- ایک دن بہو کا
- Directed by: Shabab Kiranvi
- Written by: Shabab Kiranvi
- Produced by: Shabab Kiranvi
- Starring: Babra Sharif; Bindiya; Ayaz Naik; Bazgha;
- Music by: M. Ashraf
- Distributed by: Shabab Productions
- Release date: 23 July 1982;
- Running time: 150 minutes
- Country: Pakistan
- Language: Urdu

= Ek Din Bahu Ka =

Pakistani film

Ek Din Bahu Ka is a 1982 Pakistani film written, directed and produced by Shabab Kiranvi.
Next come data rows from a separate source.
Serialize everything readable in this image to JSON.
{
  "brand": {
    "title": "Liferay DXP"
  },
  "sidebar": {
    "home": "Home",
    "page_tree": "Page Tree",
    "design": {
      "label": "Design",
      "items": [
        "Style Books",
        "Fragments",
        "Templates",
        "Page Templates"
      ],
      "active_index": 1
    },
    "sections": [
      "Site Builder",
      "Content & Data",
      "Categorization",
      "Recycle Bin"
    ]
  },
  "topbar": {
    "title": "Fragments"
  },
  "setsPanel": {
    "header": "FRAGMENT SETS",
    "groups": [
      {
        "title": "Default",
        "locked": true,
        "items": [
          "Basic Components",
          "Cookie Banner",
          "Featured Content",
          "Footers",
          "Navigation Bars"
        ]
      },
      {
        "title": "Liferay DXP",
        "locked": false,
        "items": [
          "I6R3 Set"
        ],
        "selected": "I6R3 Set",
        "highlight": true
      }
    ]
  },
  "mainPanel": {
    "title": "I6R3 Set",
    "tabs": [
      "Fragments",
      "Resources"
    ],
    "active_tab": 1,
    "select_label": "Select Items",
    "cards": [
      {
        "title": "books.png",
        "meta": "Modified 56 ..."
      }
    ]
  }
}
It stars Babra Sharif, Bindiya, Ayaz Naik, and Bazgha in leading roles.

== Plot ==
The story is about Zeenat (Bazgha) a daughter-in-law who faces problems from her mother-in-law Jannat (Tani Begum) and her daughter Salma (Bindiya) but her brother-in-law Rashid (Ayaz Naik) is very supportive of her and later he marries Nishat (Babra Sharif) a very kind girl.

== Cast ==
- Babra Sharif as Nishat
- Bindiya as Salma
- Ayaz Naik as Rashid
- Bazgha as Zeenat
- Tamanna as Bano
- Shehla Gill as Sitara
- Aurangzeb Leghari as Hamid
- Tani Begum as Jannat
- Nayyar Sultana as Malika Aliya
- Nanha as Chaudry Nooruddin Jahangir
- Jameel Fakhri as Banih Mian
- Master Khurram as Bubblo
- Asha Posley as Begum
- Khalid Saleem Mota as Guest
- Sikander Shaheen

== Music ==

Ek Din Bahu Ka
| No. | Title | Singer (s) | Length |
|---|---|---|---|
| 1. | "Disco Deewani Mera" | Naheed Akhtar | 5:59 |
| 2. | "O Jane Jan" | Naheed Akhtar | 5:26 |
| 3. | "Aaenge Mausam" | A. Nayyar | 5:18 |
| 4. | "Phool Gulshan Mein" | Naheed Akhtar & Sammi Mussarat | 5:11 |
| 5. | "Ek Din Bahu Ka" | Sammi Mussarat | 6:01 |

== Reception ==
The film was released on 23 July 1982, and was a box office hit.